The show reminds me of one of the saddest stories I ever covered, which was one of the first I ever covered.

I was working for a small daily newspaper in Southwest Louisiana called The Jennings Daily News. I'd been hired as a sports writer, but as often happened at small newspapers in those days, I ended up pitching in wherever I could. And for some reason one day they sent me to court to cover the trial of a young man accused of incest and statutory rape of his 5-year-old niece.
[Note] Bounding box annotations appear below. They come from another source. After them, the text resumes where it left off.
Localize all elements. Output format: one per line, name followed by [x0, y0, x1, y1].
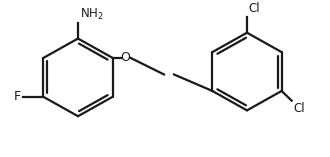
Text: F: F	[14, 90, 21, 103]
Text: Cl: Cl	[248, 2, 260, 15]
Text: NH$_2$: NH$_2$	[80, 7, 104, 22]
Text: Cl: Cl	[294, 102, 305, 115]
Text: O: O	[121, 51, 131, 64]
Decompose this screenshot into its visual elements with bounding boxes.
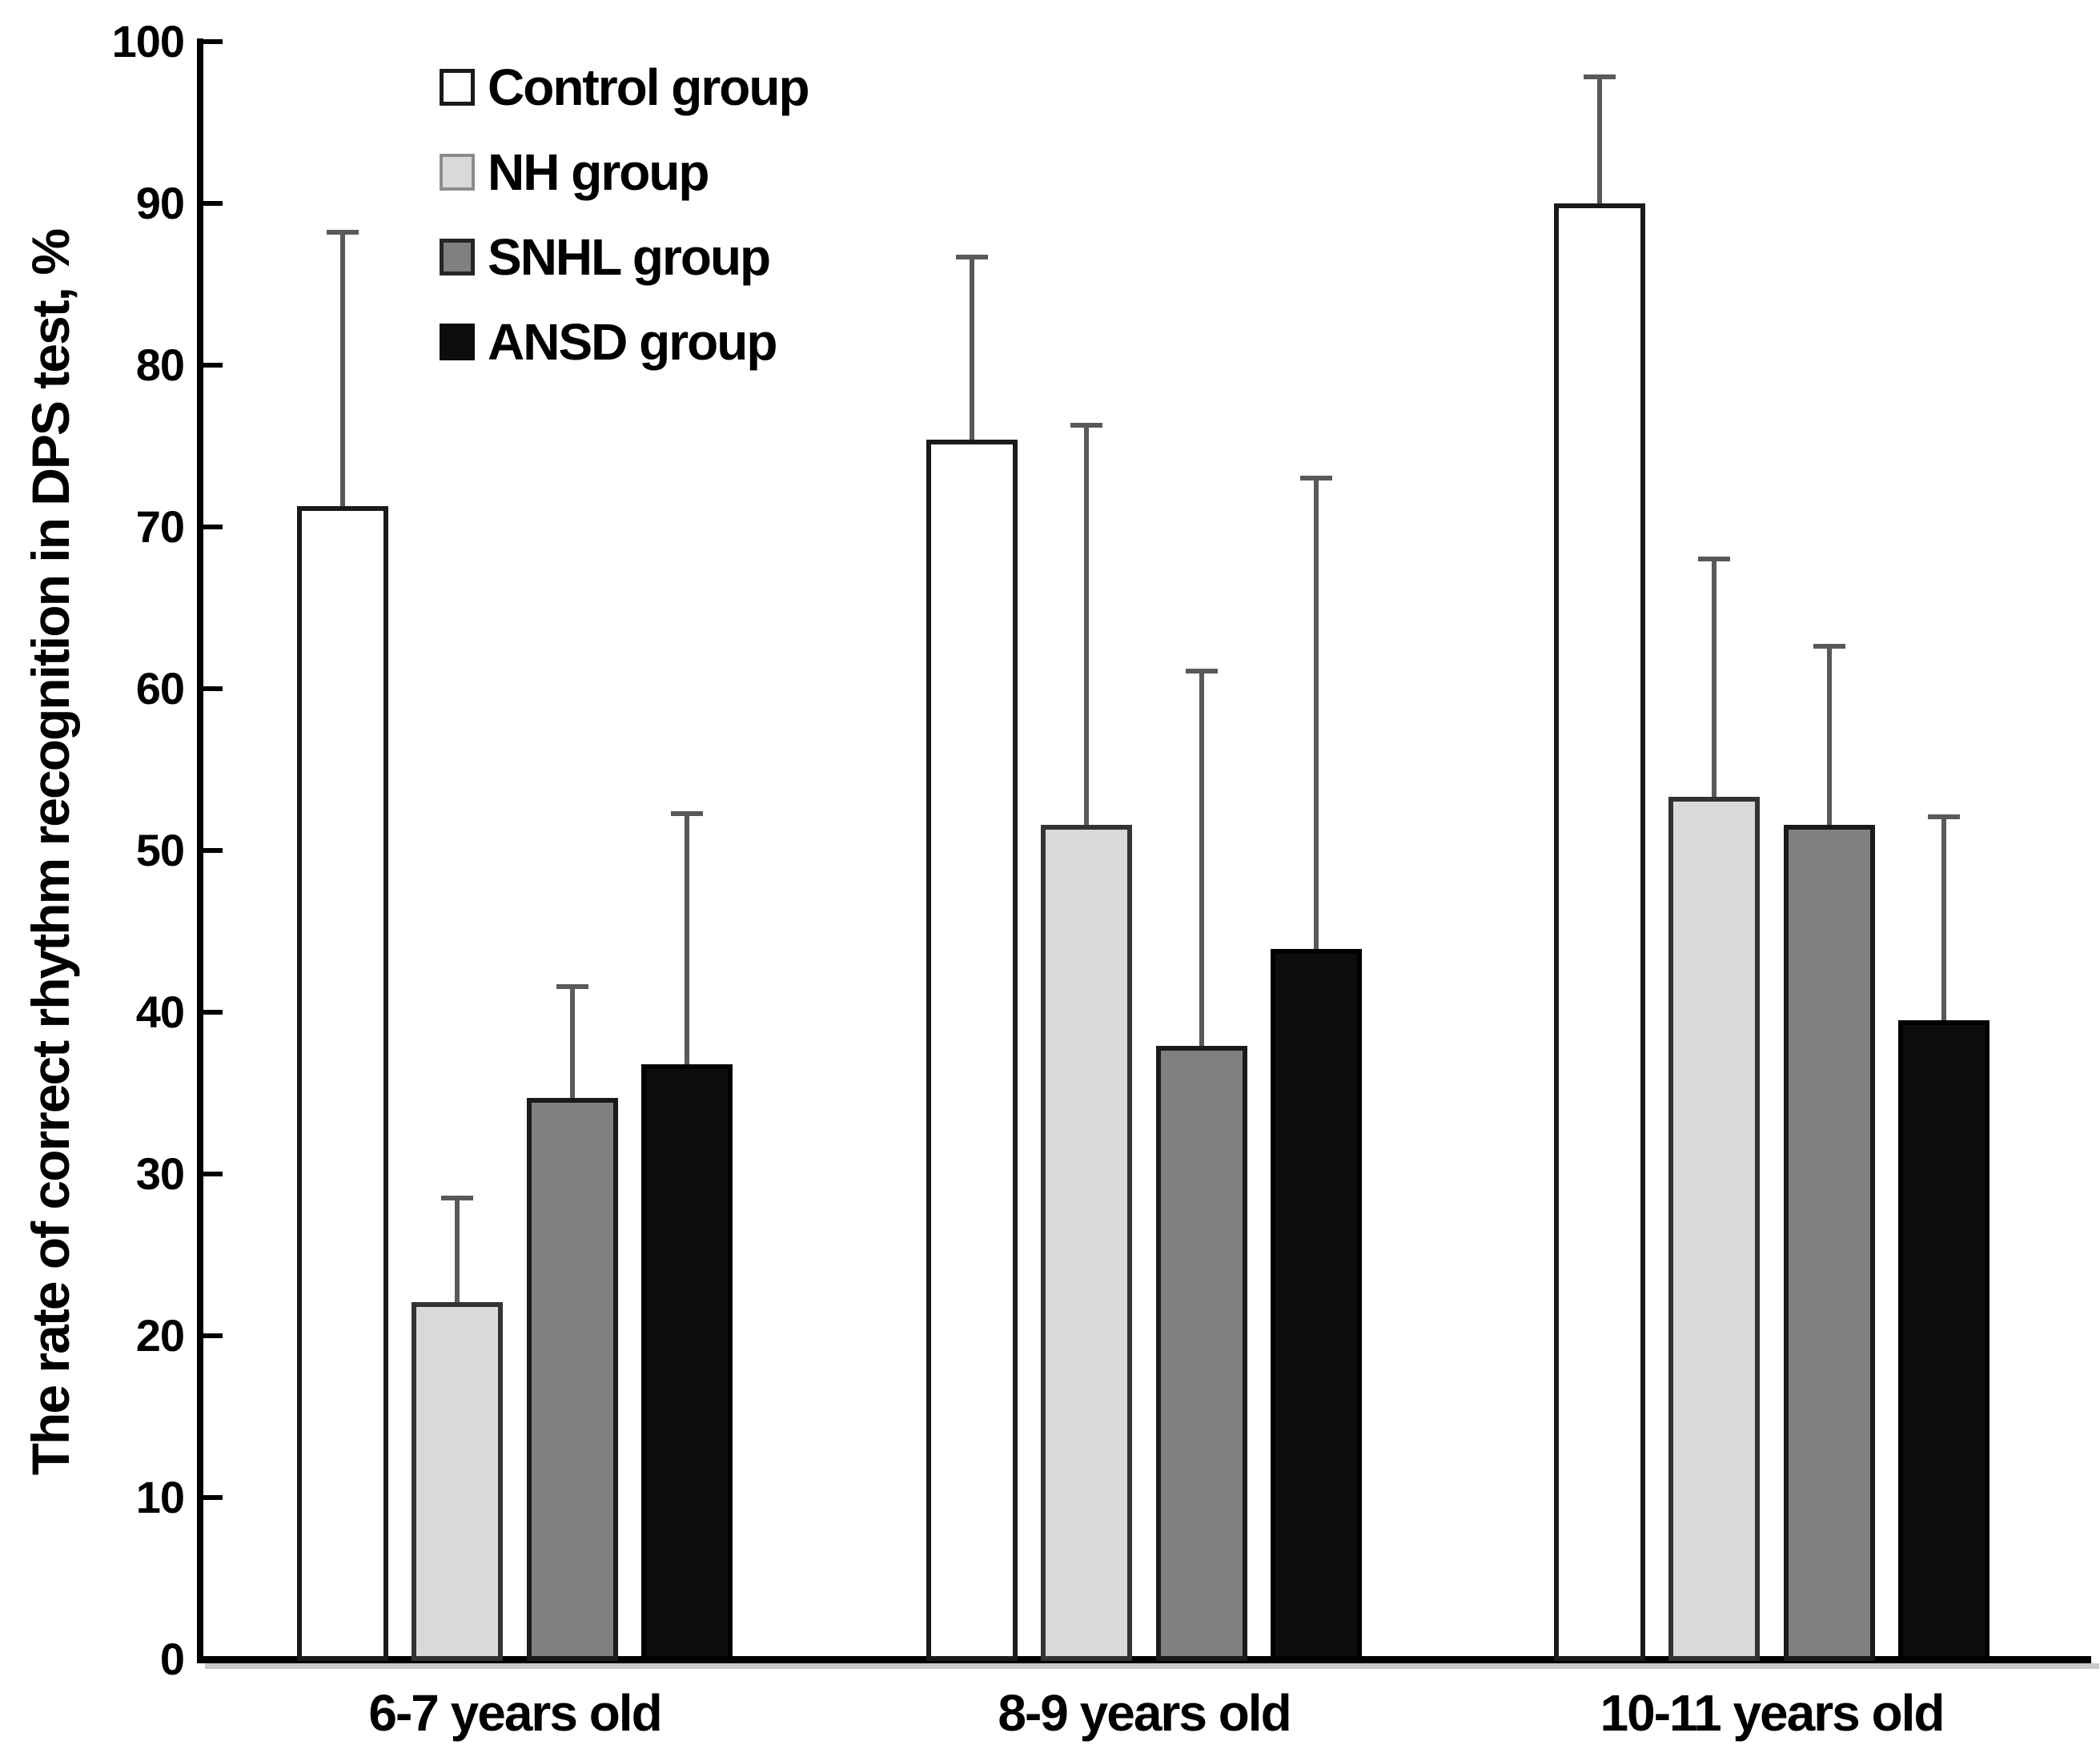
error-bar-stem-ansd-0 bbox=[685, 813, 689, 1064]
legend-item-nh: NH group bbox=[440, 130, 809, 215]
y-tick-label: 0 bbox=[159, 1634, 185, 1684]
y-tick-mark bbox=[203, 848, 223, 853]
error-bar-stem-control-2 bbox=[1597, 77, 1602, 203]
bar-nh-10-11-years-old bbox=[1668, 797, 1760, 1661]
bar-control-6-7-years-old bbox=[297, 505, 388, 1661]
legend: Control group NH group SNHL group ANSD g… bbox=[440, 45, 810, 384]
bar-nh-6-7-years-old bbox=[412, 1301, 503, 1661]
bar-control-8-9-years-old bbox=[926, 439, 1018, 1661]
error-bar-stem-snhl-1 bbox=[1199, 670, 1204, 1047]
error-bar-stem-snhl-0 bbox=[570, 986, 575, 1099]
y-tick-mark bbox=[203, 201, 223, 206]
y-tick-mark bbox=[203, 525, 223, 529]
y-tick-mark bbox=[203, 1333, 223, 1338]
legend-swatch-control-icon bbox=[440, 69, 475, 106]
error-bar-cap-control-1 bbox=[956, 254, 988, 259]
y-tick-mark bbox=[203, 363, 223, 368]
error-bar-cap-ansd-0 bbox=[671, 810, 703, 816]
error-bar-cap-nh-1 bbox=[1070, 422, 1102, 428]
legend-label-nh: NH group bbox=[488, 143, 709, 201]
legend-item-ansd: ANSD group bbox=[440, 300, 809, 384]
legend-swatch-ansd-icon bbox=[440, 324, 475, 360]
y-tick-mark bbox=[203, 1172, 223, 1176]
y-tick-mark bbox=[203, 1495, 223, 1500]
y-tick-label: 60 bbox=[135, 663, 185, 714]
error-bar-cap-snhl-0 bbox=[556, 983, 588, 989]
error-bar-stem-nh-2 bbox=[1712, 559, 1717, 798]
bar-ansd-10-11-years-old bbox=[1898, 1020, 1990, 1661]
y-tick-label: 10 bbox=[135, 1472, 185, 1522]
y-tick-label: 100 bbox=[111, 16, 185, 66]
error-bar-stem-ansd-1 bbox=[1314, 478, 1319, 950]
bar-nh-8-9-years-old bbox=[1041, 824, 1132, 1661]
error-bar-stem-ansd-2 bbox=[1941, 816, 1946, 1021]
error-bar-cap-nh-0 bbox=[441, 1196, 473, 1201]
bar-snhl-8-9-years-old bbox=[1156, 1046, 1247, 1661]
bar-ansd-8-9-years-old bbox=[1271, 949, 1362, 1661]
legend-label-snhl: SNHL group bbox=[488, 228, 771, 286]
y-tick-mark bbox=[203, 39, 223, 44]
bar-control-10-11-years-old bbox=[1554, 203, 1645, 1661]
legend-item-snhl: SNHL group bbox=[440, 215, 809, 300]
y-tick-mark bbox=[203, 1010, 223, 1015]
error-bar-stem-snhl-2 bbox=[1827, 646, 1832, 825]
bar-snhl-6-7-years-old bbox=[527, 1098, 618, 1661]
y-tick-label: 90 bbox=[135, 178, 185, 228]
y-tick-label: 20 bbox=[135, 1310, 185, 1361]
y-axis-line bbox=[197, 38, 203, 1663]
error-bar-cap-control-2 bbox=[1584, 74, 1616, 80]
y-tick-label: 40 bbox=[135, 987, 185, 1037]
error-bar-cap-ansd-2 bbox=[1928, 814, 1960, 819]
error-bar-cap-control-0 bbox=[327, 230, 359, 235]
legend-label-control: Control group bbox=[488, 58, 810, 116]
error-bar-stem-control-0 bbox=[340, 232, 345, 506]
error-bar-stem-nh-0 bbox=[455, 1198, 460, 1302]
y-tick-mark bbox=[203, 686, 223, 691]
error-bar-stem-nh-1 bbox=[1084, 424, 1089, 825]
x-category-label-1: 8-9 years old bbox=[998, 1684, 1291, 1742]
bar-ansd-6-7-years-old bbox=[641, 1063, 733, 1661]
x-axis-shadow bbox=[205, 1663, 2099, 1669]
error-bar-cap-ansd-1 bbox=[1300, 476, 1332, 481]
error-bar-cap-nh-2 bbox=[1698, 557, 1730, 562]
bar-snhl-10-11-years-old bbox=[1784, 824, 1875, 1661]
legend-swatch-snhl-icon bbox=[440, 239, 475, 275]
error-bar-stem-control-1 bbox=[970, 256, 974, 440]
legend-swatch-nh-icon bbox=[440, 154, 475, 191]
legend-item-control: Control group bbox=[440, 45, 810, 130]
error-bar-cap-snhl-1 bbox=[1186, 668, 1218, 673]
y-tick-label: 80 bbox=[135, 340, 185, 390]
x-axis-line bbox=[197, 1656, 2091, 1663]
x-category-label-0: 6-7 years old bbox=[368, 1684, 662, 1742]
y-tick-label: 30 bbox=[135, 1148, 185, 1199]
x-category-label-2: 10-11 years old bbox=[1600, 1684, 1945, 1742]
legend-label-ansd: ANSD group bbox=[488, 313, 777, 371]
y-tick-label: 70 bbox=[135, 501, 185, 552]
y-tick-label: 50 bbox=[135, 825, 185, 875]
error-bar-cap-snhl-2 bbox=[1813, 644, 1845, 649]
Now, reporters are human beings and cannot help but have visceral reactions to some the stories they cover. But the job is to divorce yourself from whatever emotions you may feel and witness the process as a surrogate for the wider community. You are there simply to report what's going on. You listen to what is said and apprehend what is presented. You allow the prosecution and the defense to have their say.

But you get feelings about people, just like everybody else. You look at the 19-year-old kid in the dock, gangling, with an attempted mustache and a disturbing resemblance to Cletus Spuckler, the redneck cartoon character who regularly appears on "The Simpsons," and you either feel sorry for him or you harden your heart.

You see the alleged victim, blond and nervous, wordlessly pointing to her uncle whom she has been around all her life and loves. You see the almost tender way the bailiffs hold onto the jump-suited kid who's weeping now, and the members of his family approach to touch him on the arm or shoulder as he's led away to spend the next 20 or 30 years in the Louisiana State Penitentiary at Angola.

You see the little blond girl crying too; as her mother -- the sister of the convicted -- drapes an arm over her.

You can't write those feelings in a news story. You just provide facts. Maybe you can work in a few poignant details, maybe you can suggest something of the ambience of the trail, get at the cognitive dissonance of such a desperate and ugly act being adjudicated in such a dispassionately civil manner, but you have to remain detached. Acknowledge the mystery without guessing at it -- that's all a good reporter can honestly do.

And that's what "Mare of Easttown" has done so far -- it has acknowledged the mystery of other people without trying to explain why some of us do evil while always remaining sons and fathers and daughters and mothers. It's about how the monster has his family too, and the irrevocability of rash actions.

Sure, they could blow it in the final episode. Endings are always hard. But we've come this far.